Refinements in the reconstruction of bisphosphonate-related osteonecrosis of the jaw
Taku Maeda,
Yuhei Yamamoto,
Akira Satoh,
Toshihiko Hayashi
Affiliations
Taku Maeda
Department of Plastic and Reconstructive Surgery, Faculty of Medicine and Graduate School of Medicine, Hokkaido University, Kita-15 Nishi-7, Kita-ku, Sapporo City, Hokkaido 060-8638, Japan
Yuhei Yamamoto
Department of Plastic and Reconstructive Surgery, Faculty of Medicine and Graduate School of Medicine, Hokkaido University, Kita-15 Nishi-7, Kita-ku, Sapporo City, Hokkaido 060-8638, Japan
Akira Satoh
Department of Oral Diagnosis and Medicine, Graduate School of Dental Medicine, Hokkaido University, Kita 13, Nishi 7, Kita-ku, Sapporo City, Hokkaido 060-8586, Japan
Toshihiko Hayashi
Department of Plastic and Reconstructive Surgery, Graduate School of Medicine, Asahikawa Medical University, 2-1-1-1, Midorigaoka higashi, Asahikawa City, Hokkaido 078-8510, Japan; Corresponding author at: Department of Plastic and Reconstructive Surgery, Graduate School of Medicine, Asahikawa Medical University, 2-1-1-1, Midorigaoka higashi, Asahikawa City, Hokkaido 078-8510, Japan.

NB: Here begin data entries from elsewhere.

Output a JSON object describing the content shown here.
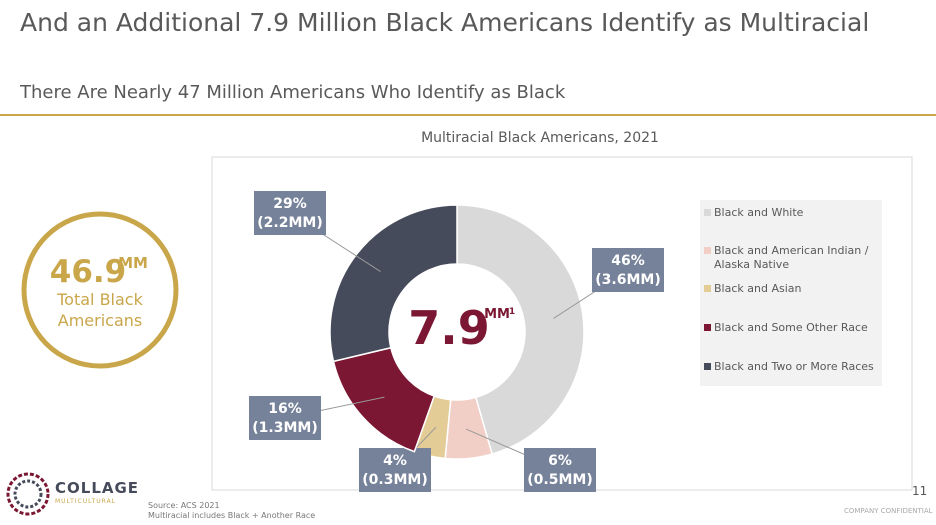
{
  "slide": {
    "title": "And an Additional 7.9 Million Black Americans Identify as Multiracial",
    "subtitle": "There Are Nearly 47 Million Americans Who Identify as Black",
    "callout": {
      "number": "46.9",
      "unit": "MM",
      "lines": [
        "Total Black",
        "Americans"
      ]
    },
    "source": [
      "Source: ACS 2021",
      "Multiracial includes Black + Another Race"
    ],
    "logo": {
      "name": "COLLAGE",
      "tagline": "MULTICULTURAL"
    },
    "page_number": "11",
    "footer": "COMPANY CONFIDENTIAL"
  },
  "chart_data": {
    "type": "donut",
    "title": "Multiracial Black Americans, 2021",
    "categories": [
      "Black and White",
      "Black and American Indian / Alaska Native",
      "Black and Asian",
      "Black and Some Other Race",
      "Black and Two or More Races"
    ],
    "values": [
      46,
      6,
      4,
      16,
      29
    ],
    "value_labels": [
      "46%",
      "6%",
      "4%",
      "16%",
      "29%"
    ],
    "sub_labels": [
      "(3.6MM)",
      "(0.5MM)",
      "(0.3MM)",
      "(1.3MM)",
      "(2.2MM)"
    ],
    "colors": [
      "#d9d9d9",
      "#f2cfc6",
      "#e3cc96",
      "#7b1733",
      "#464b5b"
    ],
    "center_label": "7.9",
    "center_unit": "MM",
    "center_note": "1",
    "legend": "right"
  }
}
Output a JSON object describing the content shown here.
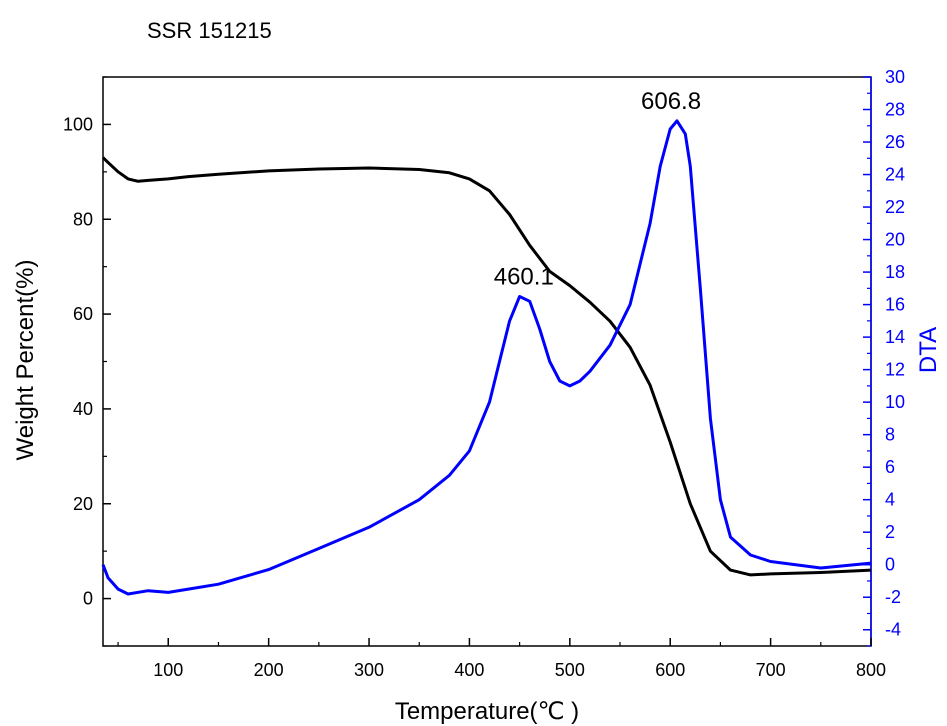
{
  "chart_data": {
    "type": "line",
    "title": "SSR 151215",
    "xlabel": "Temperature(℃ )",
    "ylabel": "Weight Percent(%)",
    "y2label": "DTA",
    "xlim": [
      35,
      800
    ],
    "ylim": [
      -10,
      110
    ],
    "y2lim": [
      -5,
      30
    ],
    "xticks": [
      100,
      200,
      300,
      400,
      500,
      600,
      700,
      800
    ],
    "yticks": [
      0,
      20,
      40,
      60,
      80,
      100
    ],
    "y2ticks": [
      -4,
      -2,
      0,
      2,
      4,
      6,
      8,
      10,
      12,
      14,
      16,
      18,
      20,
      22,
      24,
      26,
      28,
      30
    ],
    "grid": false,
    "colors": {
      "axis_left": "#000000",
      "axis_right": "#0000ff",
      "tga_line": "#000000",
      "dta_line": "#0000ff"
    },
    "series": [
      {
        "axis": "left",
        "color": "#000000",
        "x": [
          35,
          40,
          50,
          60,
          70,
          80,
          100,
          120,
          150,
          200,
          250,
          300,
          350,
          380,
          400,
          420,
          440,
          460,
          480,
          500,
          520,
          540,
          560,
          580,
          600,
          620,
          640,
          660,
          680,
          700,
          750,
          800
        ],
        "y": [
          93,
          92,
          90,
          88.5,
          88,
          88.2,
          88.5,
          89,
          89.5,
          90.2,
          90.6,
          90.8,
          90.5,
          89.8,
          88.5,
          86,
          81,
          74.5,
          69,
          66,
          62.5,
          58.5,
          53,
          45,
          33,
          20,
          10,
          6,
          5,
          5.2,
          5.5,
          6
        ]
      },
      {
        "axis": "right",
        "color": "#0000ff",
        "x": [
          35,
          40,
          50,
          60,
          80,
          100,
          120,
          150,
          200,
          250,
          300,
          350,
          380,
          400,
          420,
          430,
          440,
          450,
          460,
          470,
          480,
          490,
          500,
          510,
          520,
          540,
          560,
          580,
          590,
          600,
          606.8,
          615,
          620,
          630,
          640,
          650,
          660,
          680,
          700,
          750,
          800
        ],
        "y": [
          0,
          -0.8,
          -1.5,
          -1.8,
          -1.6,
          -1.7,
          -1.5,
          -1.2,
          -0.3,
          1.0,
          2.3,
          4.0,
          5.5,
          7.0,
          10.0,
          12.5,
          15.0,
          16.5,
          16.2,
          14.5,
          12.5,
          11.3,
          11.0,
          11.3,
          11.9,
          13.5,
          16.0,
          21.0,
          24.5,
          26.8,
          27.3,
          26.5,
          24.5,
          17.0,
          9.0,
          4.0,
          1.7,
          0.6,
          0.2,
          -0.2,
          0.1
        ]
      }
    ],
    "annotations": [
      {
        "label": "460.1",
        "x": 460.1,
        "y2": 16.5
      },
      {
        "label": "606.8",
        "x": 606.8,
        "y2": 27.3
      }
    ]
  }
}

The recommended treatment strategy for stage 3 bisphosphonate-related osteonecrosis of the jaw (BRONJ) is currently rigid plate fixation without bone reconstruction. However, a recent systematic review indicated the utility of microsurgical reconstruction after resection of BRONJ. Several types of flaps have been described but their applications are controversial. Here we present a detailed reconstruction plan for obtaining better outcomes in patients with maxillary and mandibular BRONJ. Given that progressive maxillary BRONJ is often invasive to the skin, including the eyelid, leading to functional loss such as leakage of discharge and ectropion, several revision surgeries are needed to increase the volume in the defect after the free flap transfer. For progressive mandibular BRONJ, hemi-mandibulectomy to subtotal mandibulectomy with an adequate margin from the necrotic bone is necessary, followed by a well-designed fibular free flap.